Cette mesure a déjà eu des répercussions négatives sur les populations frontalières du Rwanda et de la Tanzanie qui ne cessent de se lamenter, à travers des médias comme radios Isanganiro, Voix d’Amérique, Inzamba et RPA, qu’avec cette interdiction d’échanges commerciaux, elles vont mourir de faim, qu’elles n’auront plus les moyens d’envoyer leurs enfants à l’école.

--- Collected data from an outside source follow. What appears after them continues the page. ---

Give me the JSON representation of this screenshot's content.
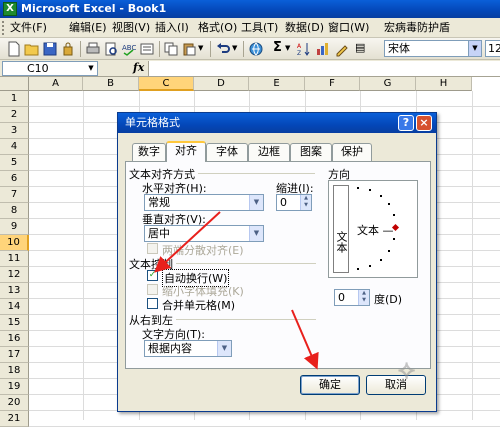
{
  "window": {
    "title": "Microsoft Excel - Book1"
  },
  "menu": [
    "文件(F)",
    "编辑(E)",
    "视图(V)",
    "插入(I)",
    "格式(O)",
    "工具(T)",
    "数据(D)",
    "窗口(W)",
    "宏病毒防护盾"
  ],
  "toolbar": {
    "font": "宋体",
    "size": "12"
  },
  "namebox": "C10",
  "fx_label": "fx",
  "columns": [
    "A",
    "B",
    "C",
    "D",
    "E",
    "F",
    "G",
    "H"
  ],
  "selected_column": "C",
  "rows": [
    "1",
    "2",
    "3",
    "4",
    "5",
    "6",
    "7",
    "8",
    "9",
    "10",
    "11",
    "12",
    "13",
    "14",
    "15",
    "16",
    "17",
    "18",
    "19",
    "20",
    "21"
  ],
  "selected_row": "10",
  "dialog": {
    "title": "单元格格式",
    "tabs": [
      "数字",
      "对齐",
      "字体",
      "边框",
      "图案",
      "保护"
    ],
    "active_tab": "对齐",
    "text_align_section": "文本对齐方式",
    "horizontal_label": "水平对齐(H):",
    "horizontal_value": "常规",
    "indent_label": "缩进(I):",
    "indent_value": "0",
    "vertical_label": "垂直对齐(V):",
    "vertical_value": "居中",
    "justify_distributed": "两端分散对齐(E)",
    "text_control_section": "文本控制",
    "wrap_text": "自动换行(W)",
    "shrink_to_fit": "缩小字体填充(K)",
    "merge_cells": "合并单元格(M)",
    "rtl_section": "从右到左",
    "text_direction_label": "文字方向(T):",
    "text_direction_value": "根据内容",
    "orientation_section": "方向",
    "orientation_vertical": "文本",
    "orientation_horizontal": "文本 —",
    "degree_value": "0",
    "degree_label": "度(D)",
    "ok_button": "确定",
    "cancel_button": "取消",
    "wrap_checked": true
  },
  "colors": {
    "title_blue": "#0447b8",
    "selection_orange": "#ffd47a",
    "arrow_red": "#e8201c",
    "check_green": "#21a121"
  }
}
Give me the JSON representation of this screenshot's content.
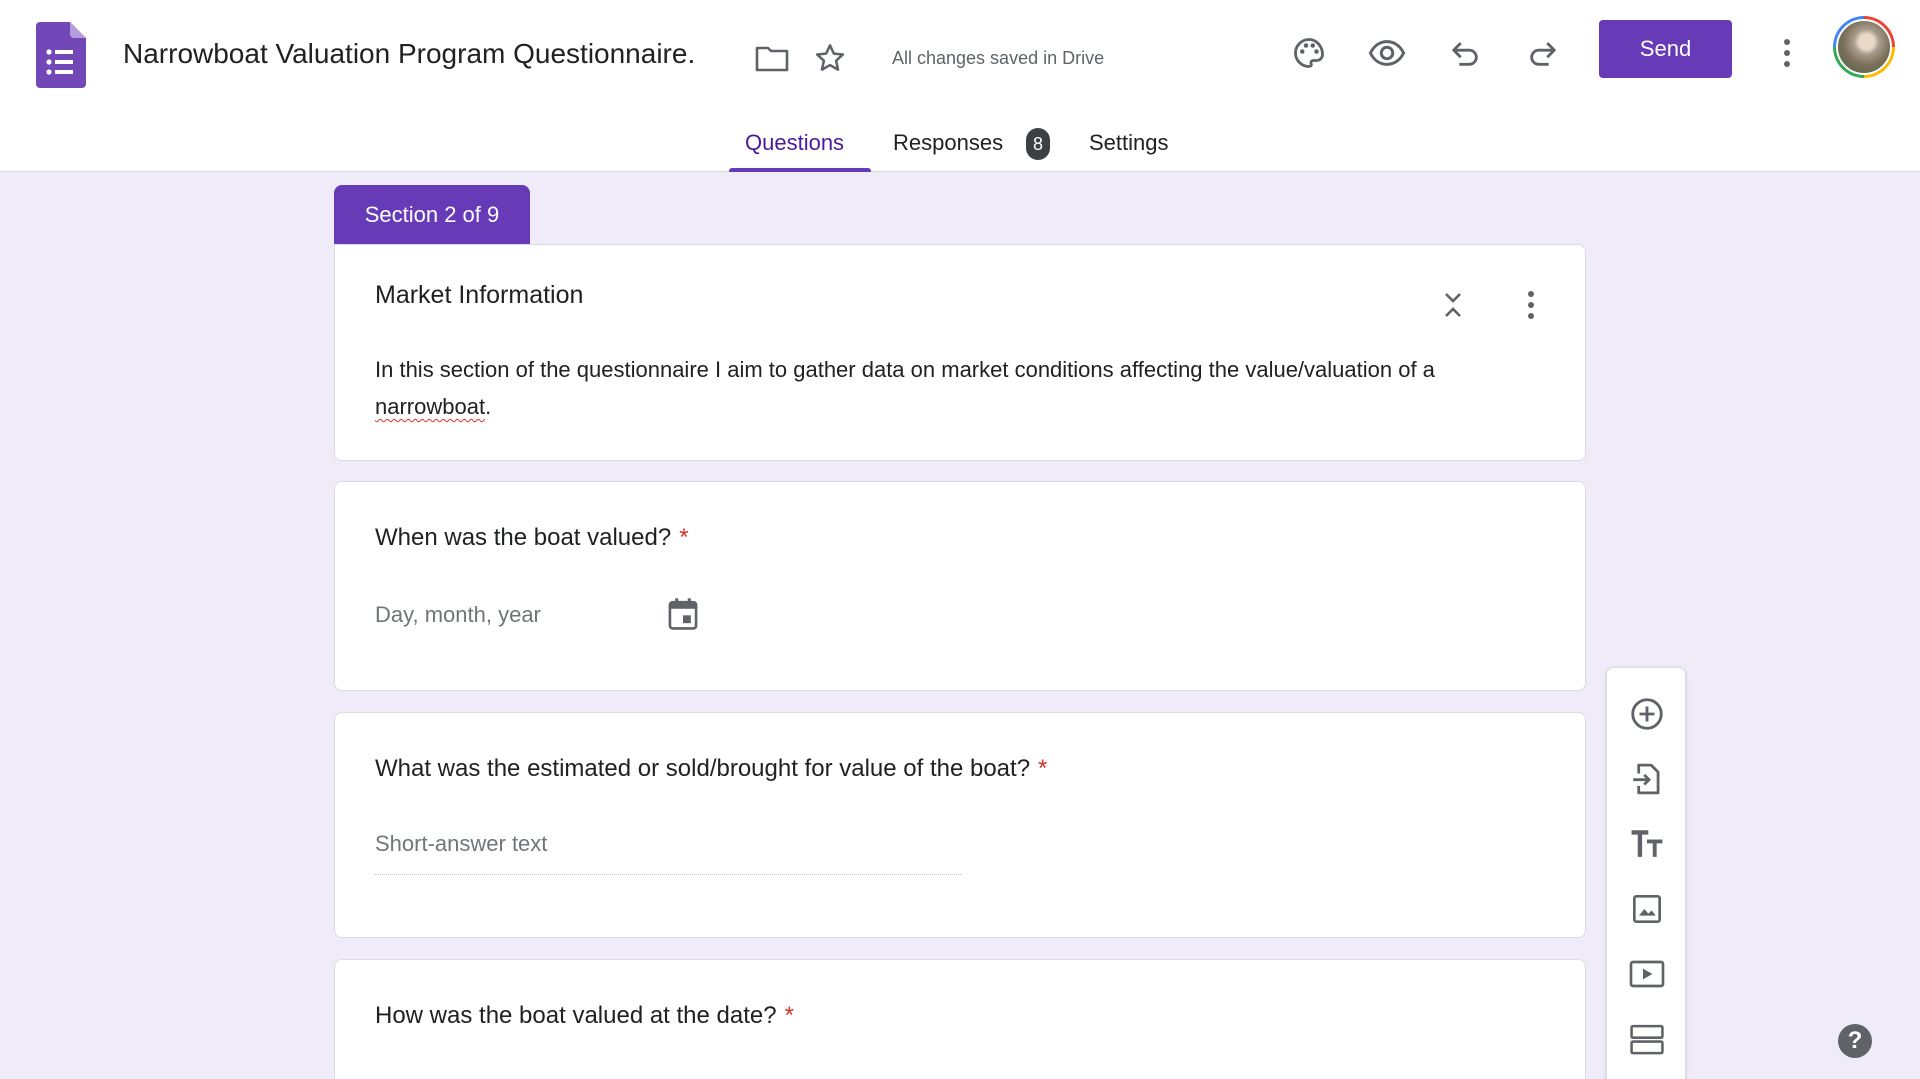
{
  "app": {
    "doc_title": "Narrowboat Valuation Program Questionnaire.",
    "save_status": "All changes saved in Drive",
    "send_label": "Send",
    "icons": [
      "forms-logo-icon",
      "folder-icon",
      "star-icon",
      "palette-icon",
      "eye-icon",
      "undo-icon",
      "redo-icon",
      "more-vert-icon",
      "avatar"
    ]
  },
  "tabs": {
    "questions": "Questions",
    "responses": "Responses",
    "responses_count": "8",
    "settings": "Settings"
  },
  "section": {
    "tab_label": "Section 2 of 9",
    "title": "Market Information",
    "description_part1": "In this section of the questionnaire I aim to gather data on market conditions affecting the value/valuation of a ",
    "description_misspelled": "narrowboat",
    "description_part2": "."
  },
  "questions": [
    {
      "title": "When was the boat valued?",
      "required_mark": "*",
      "placeholder": "Day, month, year"
    },
    {
      "title": "What was the estimated or sold/brought for value of the boat?",
      "required_mark": "*",
      "placeholder": "Short-answer text"
    },
    {
      "title": "How was the boat valued at the date?",
      "required_mark": "*"
    }
  ],
  "toolbar": {
    "items": [
      "add-question-icon",
      "import-questions-icon",
      "add-title-icon",
      "add-image-icon",
      "add-video-icon",
      "add-section-icon"
    ]
  },
  "help": {
    "label": "?"
  },
  "colors": {
    "accent": "#673ab7",
    "background": "#efebf8",
    "required": "#d93025"
  }
}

”Nous demandons avec insistance au gouvernement burundais de laisser continuer les échanges commerciaux avec le Rwanda parce que nous n’avons plus le marché d’écoulement suffisant et rentable de nos tomates, oignons, aubergines et ananas. Ces produits sont en train de pourrir dans les champs par manque de preneurs alors que ce sont des crédits contractés dans les banques que nous avons utilisés dans leur culture et que nous devons rembourser”, se sont plaints avec tristesse des cultivateurs de la province de Cibitoke, frontalière avec la localité de Bugarama, au Rwanda.

Mesures unilatérales

Concernant les raisons avancées qui ont poussé le gouvernement à prendre ces mesures que d’aucuns qualifient d’unilatérales, le porte- parole de la police Pierre Nkurikiye a indiqué que c’est pour des raisons de sécurité du pays et de sa population.

Pour la fermeture de la frontière aux transports en commun, le gouvernement croit pouvoir protéger les habitants du Burundi qui n’ont cessé d’affluer au Rwanda depuis le déclenchement de la crise née du 3e mandat de Pierre Nkurunziza. Il pense que ce faisant, les mouvements rebelles n’auront plus la possibilité d’augmenter leurs effectifs.

D’autres motifs évoqués par le gouvernement de Bujumbura sont notamment que le transport des armes et de nombreux ”criminels” qui entrent au Burundi serait assuré par ces bus de transport en commun .

Bujumbura avance aussi que c’est par le biais des bus de transport en commun Burundi -Rwanda et vice-versa que se fait le ravitaillement en vivres des mouvements rebelles.

Concernant la mesure d’interdiction de l’exportation des denrées alimentaires vers les pays voisins, les autorités de Bujumbura veulent faire croire que c’est pour prévenir à une probable pénurie de nourriture causée par la sécheresse.
Mais selon Faustin Ndikumana, président d’une ONG locale, PARCEM, qui milite pour la bonne gouvernance économique, la mesure est insuffisante car la production agricole connaît déjà un déficit de plus de 30%.

Pour cette ONG, au lieu d’interdire l’exportation des produits alimentaires tout simplement, il faut plutôt stimuler les échanges pour que l’on puisse avoir la chance de faire entrer des produits alimentaires supplémentaires en vue de combler le déficit.

L’ONG propose aussi au gouvernement de mettre beaucoup de moyens dans le secteur agricole et d’élevage dans la perspective d’augmenter rapidement la production alimentaire.

Nkurunziza prépare sa propre perte

Par ailleurs, d’après des observateurs de la situation politique et sécuritaire du Burundi, la rupture des relations économiques et sociales avec ses voisins, loin de constituer une recette miracle aux problèmes qui minent le pays, elle accentuera plutôt davantage son isolement et aggravera ainsi les conditions de vie, déjà pas bonnes, des populations.

D’aucuns pensent qu’en empêchant ses compatriotes de fuir en masse l’enfer au quotidien et en limitant les échanges économiques entre son pays déjà financièrement en ruine, et les autres pays de la sous-région, Pierre Nkurunziza est en train de préparer sans le savoir les conditions de sa propre perte car, laissent envisager des observateurs, un peuple burundais affamé et acculé n’aura nullement besoin d’un quelconque soutien de l’extérieur pour se débarrasser de lui.